陈浩扑过去,把外套里的钱塞到她手里:“快看,我挣钱了!”
韩雪拿着那沓钱,眯着眼看向陈浩:“这些钱哪来的?不安全的钱,我不要。”
陈浩拍了拍她的肩膀,嘿嘿一笑:“放心吧,来路正得很。我去打拳了,我赢的。湖南帮和四川帮那些人,不会再来找麻烦了。”
韩雪听说陈浩去打拳了,随手柄钱扔在桌上,好象对她来说,这些钱是粪土:
“你怎么样?你没事吧?你怎么能去打拳呢?多危险呀。要是出了事怎么办?钱没了可以赚,人没了怎么办?你真是傻逼。”
韩雪不喜欢钱吗?她喜欢。
但相比钱,她更喜欢陈浩。
从小没娘,陈浩也没哪个女生这么唠叼关心他。看到韩雪那焦急的样子,陈浩心头一热,一把按住她的肩膀,把她搂在怀里,狠狠吻了上去。

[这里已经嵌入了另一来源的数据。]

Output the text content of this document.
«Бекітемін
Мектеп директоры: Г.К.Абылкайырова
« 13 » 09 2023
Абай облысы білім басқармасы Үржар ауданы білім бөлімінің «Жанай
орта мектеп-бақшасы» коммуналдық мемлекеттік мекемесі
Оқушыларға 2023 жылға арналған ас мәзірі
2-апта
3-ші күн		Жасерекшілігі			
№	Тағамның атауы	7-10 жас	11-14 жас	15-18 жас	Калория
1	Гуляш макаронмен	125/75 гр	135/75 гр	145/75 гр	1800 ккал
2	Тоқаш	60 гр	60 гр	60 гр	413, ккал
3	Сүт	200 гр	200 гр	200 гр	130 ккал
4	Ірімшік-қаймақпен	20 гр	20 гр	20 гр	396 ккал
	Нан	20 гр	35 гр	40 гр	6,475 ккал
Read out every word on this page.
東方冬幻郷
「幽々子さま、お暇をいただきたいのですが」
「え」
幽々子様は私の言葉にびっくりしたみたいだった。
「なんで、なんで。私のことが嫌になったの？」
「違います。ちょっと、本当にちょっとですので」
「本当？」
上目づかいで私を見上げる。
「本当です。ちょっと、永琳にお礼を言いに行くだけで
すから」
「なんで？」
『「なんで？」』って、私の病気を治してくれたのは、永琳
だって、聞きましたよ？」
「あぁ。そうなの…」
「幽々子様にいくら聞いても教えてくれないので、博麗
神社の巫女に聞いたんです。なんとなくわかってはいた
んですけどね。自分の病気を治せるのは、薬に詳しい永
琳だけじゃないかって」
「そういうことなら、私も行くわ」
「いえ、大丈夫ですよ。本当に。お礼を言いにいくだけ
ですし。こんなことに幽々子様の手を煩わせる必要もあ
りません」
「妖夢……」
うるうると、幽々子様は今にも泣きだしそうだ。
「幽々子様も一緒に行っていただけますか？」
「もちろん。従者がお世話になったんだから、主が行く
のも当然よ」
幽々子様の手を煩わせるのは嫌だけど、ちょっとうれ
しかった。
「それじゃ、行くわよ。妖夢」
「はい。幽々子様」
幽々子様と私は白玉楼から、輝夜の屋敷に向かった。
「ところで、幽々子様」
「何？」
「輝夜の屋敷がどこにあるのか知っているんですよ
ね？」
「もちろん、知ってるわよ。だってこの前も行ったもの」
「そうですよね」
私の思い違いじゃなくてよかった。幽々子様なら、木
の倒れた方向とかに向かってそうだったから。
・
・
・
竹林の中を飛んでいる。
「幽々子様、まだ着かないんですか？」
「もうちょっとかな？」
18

两人激情舌吻,大口喘着粗气。韩雪的唇软软的,带着股淡淡的牙膏味。
“吃点水果吧。”
杨琳端着一盘洗好的葡萄,从楼梯走上来,刚好看到这激情的一幕。她尴尬地愣在那:
“那个……打扰了。”
韩雪咳嗽了两声,脸红得象苹果:“我……我去洗澡。”
说完,就匆匆下楼去了。
杨琳把葡萄放下,看着桌上的钱,问陈浩:“这钱怎么来的?”
陈浩坐下,抽了根烟:“去打拳了,赢的。湖南帮和四川帮的事,暂时了了。”
杨琳微微点头,但她总感觉事情没那么简单。
有些事,一旦陷进去,想要脱身,不是那么容易的。
往往是事推着人走,什么狗屁事在人为,大多数时候,都是身不由己。
就象她自己,虽然已经金盆洗手不干了,可最近找她的小姐还挺多,都要洗白去嫁沃尓沃。
她劝过几个,但谁听呢?钱这东西,沾上就上瘾。
韩雪洗完澡,就回房间了。
陈浩匆匆冲了个澡,也回了房间。
韩雪有点害羞,指了指桌上的袋子:“把那个袋子给我拿过来。”
陈浩拿过来,往里瞟了一眼,里面是一套很精致的黑色蕾丝内衣。
有句话说得好,当有个女的穿着骚骚的内衣和你睡觉的时候,说明你要被上了。
陈浩哪能不懂韩雪的小心思?
韩雪当着他的面换上,然后缩进被窝,用夏凉被盖着身子:“去冰箱里给我拿瓶冰水。”
陈浩扑了上去:“要不先做点事,再喝水?”
“哎哟,快去嘛。一会儿会渴的,嗓子会冒烟。”
陈浩屁颠屁颠地下楼,拿了瓶冰水。
然后关灯。
一开始,韩雪还比较克制,可谁知道陈浩这王八蛋这么用力,她实在是忍不住了。
本来阁楼就是木质的楼板,睡在隔壁的杨琳,感觉整个楼板都在晃。
她翻来复去睡不着,只能默默忍受着。脑海里不由得幻想,被压在身下的人如果是自己呢?能忍得住吗?